Judith - Podem ser desastrosos. O investidor calcula o risco jurídico e o risco legal antes de aportar recursos. Se a legislação é instável ou ambígua, o investimento se torna inviável. O texto do anteprojeto é cheio de conceitos vagos e cláusulas gerais. Deixa muito para o juiz decidir sem fornecer critérios. Isso gera decisões imprevisíveis — e imprevisibilidade significa insegurança. O investidor não consegue calcular o risco. Sem isso, não há como investir. Então, ainda é necessário um estudo aprofundado, feito por economistas, sobre o impacto do projeto, mas o que já podemos prever é essa insegurança.
JL - Outro ponto polêmico foi a tentativa de excluir advogados da responsabilização por negligência. Como vê isso?
Judith - Como advogada, foi um dos trechos mais ofensivos que li. Todos os profissionais liberais — médicos, engenheiros, dentistas — respondem por danos causados por negligência. Por que o advogado seria diferente? Imagine um jurista que perde um prazo e prejudica seu cliente. Isso é gravíssimo. A proposta nos isenta da responsabilidade nesses casos. É um privilégio corporativista que rompe com a tradição jurídica e humilha a própria advocacia. É como se estivéssemos pedindo uma autorização legal para errar. É espantoso.
JL - Num cenário em que o texto venha a ser alterado, há algo específico que obrigatoriamente deveria ser revisto?
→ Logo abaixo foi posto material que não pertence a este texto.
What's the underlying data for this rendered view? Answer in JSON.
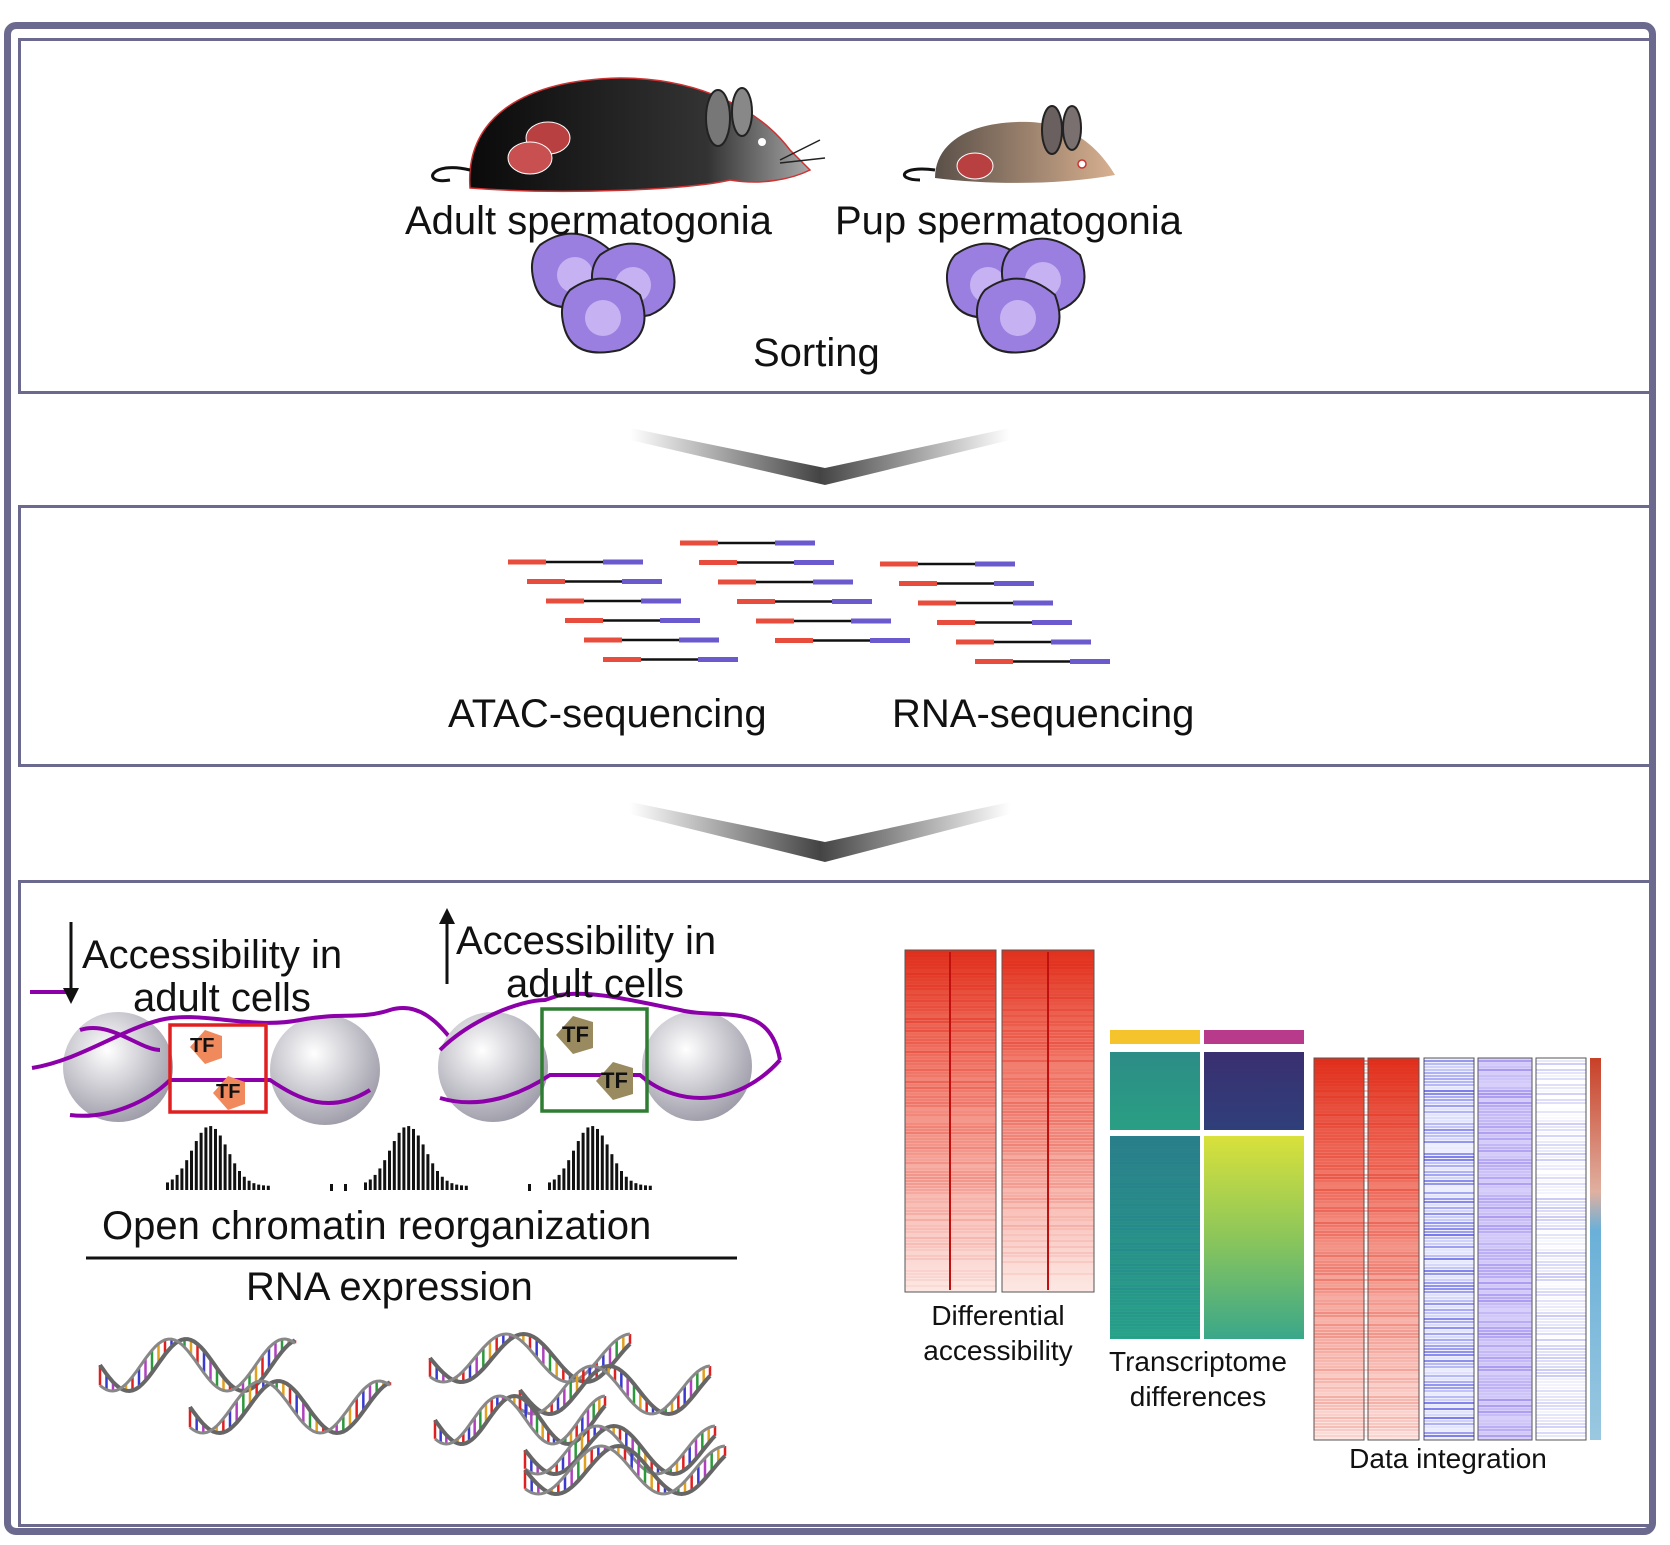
{
  "step1": {
    "adult_label": "Adult spermatogonia",
    "pup_label": "Pup spermatogonia",
    "sorting_label": "Sorting"
  },
  "step2": {
    "atac_label": "ATAC-sequencing",
    "rna_label": "RNA-sequencing"
  },
  "step3": {
    "decrease_label_line1": "Accessibility in",
    "decrease_label_line2": "adult cells",
    "increase_label_line1": "Accessibility in",
    "increase_label_line2": "adult cells",
    "tf_label": "TF",
    "chromatin_label": "Open chromatin reorganization",
    "rna_expression_label": "RNA expression",
    "differential_label_line1": "Differential",
    "differential_label_line2": "accessibility",
    "transcriptome_label_line1": "Transcriptome",
    "transcriptome_label_line2": "differences",
    "integration_label": "Data integration"
  },
  "colors": {
    "frame": "#6b6a8e",
    "read_left": "#e74c3c",
    "read_right": "#6a5acd",
    "nucleosome_dna": "#8b00a8",
    "tf_down_box": "#e02020",
    "tf_up_box": "#2e7d32",
    "tf_orange": "#f08a5d",
    "tf_brown": "#9a8a60",
    "cell_purple": "#9b7fe0",
    "heatmap_red": "#e02a1a",
    "heatmap_blue": "#2b2bd9",
    "viridis_teal": "#2a9a8a",
    "viridis_yellow": "#d8e23a",
    "bar_yellow": "#f5c32c",
    "bar_magenta": "#b83a8a"
  }
}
Judith - Na minha avaliação técnica, esse projeto não tem salvação. Ele não tem alguns pontos isolados que poderiam ser melhorados. Ele tem problemas transversais, do primeiro ao último artigo. Uma norma remete à outra, e os defeitos se multiplicam dentro da própria estrutura. Por isso, a única saída que vejo é o arquivamento. Mesmo assim, temo que essa mudança seja aprovado pois ele surgiu de forma repentina — e nada impede que seja aprovado do mesmo jeito.